Recounting a horrific story of corporate violence
It took Dalrymple six years to complete his new book ‘The Anarchy’, which not only recounts the most horrific story of corporate violence, but also gives a chilling augury of our future
Historian and award-winning author William Dalrymple is all set to release his most ambitious and remarkable history book to date, 'The Anarchy: The Relentless Rise of The East India Company'. It is believed that this book carries the weight of his entire body of work, a lifetime of research and nights spent reading on days gone by.
It took the Scottish writer six years to complete the magnum opus, which not only recounts the most horrific story of corporate violence, but also gives a chilling augury of our future. The most discerning of readers will sense the hints as they read between the lines.
Dalrymple, a recipient of Wolfson Prize for History, Britain's most prestigious prize for non-fiction, gave a peak into the corporate origins of British Empire. "I'm tempted to say that 'The Anarchy' took only six years; the truth is it has taken a lifetime. It is everything I've read, everything I know and everything that a reader ought to know about this extraordinary company that somehow seized an entire subcontinent.
This book looks at the sweeping story of the onset of colonialism across the entire region over 200 years. It takes a concentrated look at the years between 1599 to 1803; two hundred years of a Machiavellian-style offensive, aided and enabled by Indian sepoys and paid for very largely by loans given by Indian bankers. The East India Company had a Royal Charter to "wage war" and use violence to secure its trade. But it was only in 1757, with the Battle of Plassey, that the company moved from being a trading organisation to a nascent colonial power, something that accelerated in 1765 after the Battle of Buxar.
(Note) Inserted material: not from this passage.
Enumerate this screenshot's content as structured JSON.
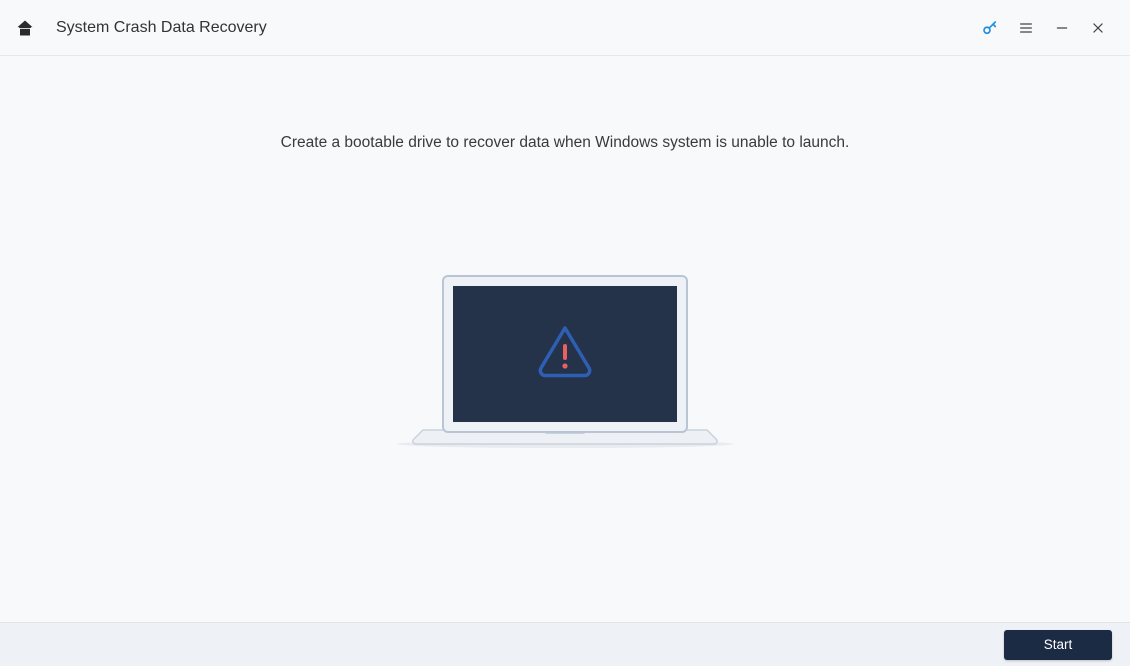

It can be said that it was one of the first Corporations in the world, because the Joint Stock Company was a crucial and ground-breaking Tudor invention. It soon became what we would refer to today as a "multinational company," shipping Indian opium to China and Chinese tea to the Americas: it was East India Company tea that was dumped in Boston Harbour, triggering the American War of Independence.
In the Middle Ages, people were accustomed to family businesses like the Medicis in Italy or merchants who formed guilds, pooled their resources and traded with a joint capital. But what the East India Company did was introduce the concept of large scale corporations. It pooled in the finances of people who had little say in the executive workings of the company, but just invested what they could in shares. In this way, through a joint stock, the directors were able to raise vast sums in capital.
The East India Company was the fifth such corporation, and the Dutch weren't far behind; with huge investments from everywhere, they slowly became a vast economic power. So when we talk about the company, we are not referring to a dead history or an outdated concept. What it is, is in fact history continuing; it represents the beginning of the modern world as we know it.
If we look around, there are these conglomerates and commercial giants who not only lobby to influence governments and policies, but also influence the general populace thereby wielding an enormous power and that's exactly what the East India Company did. It wasn't the British government that conquered India, it was a corporation based in one office building, just five windows wide. The story has been muddied by Victorian and Indian nationalists, but if you look at it anew, it is a simple story of corporate violence.
The history of the company is not a simple story of conquest; it contains a dark secret that people prefer to overlook. There's no way a bunch of foreign merchants with no military might, could take over India. It was a collaboration. The degree to which it was facilitated by the Indian financial class, especially the Marwari bankers of Calcutta and Benares is what enabled it to take over. These communities of traders and bankers helped the Mughal dynasty, when it was on its last legs, by organising the finances of its governors. They used the hundi system to facilitate the movement of money and revenue. It was their money that later financed the conquest of British India, through the loans they granted to the East India Company.
The Anarchy narrates not only the story of the plunder of India by the British, but also that of the funding that facilitated it. It recounts the story of Indian merchants and bankers, who realised that the Company understood the relevance and importance of contracts and the repayments of loans with interest, and therefore deliberately and calculatedly backed it against the Marathas. The sad truth is that in the end the bankers of India backed a corporate entity, the Company, over their own co-religionists.
This of course, continues to be story today, when conglomerates try to dictate policy, influence government and enable one party to win elections."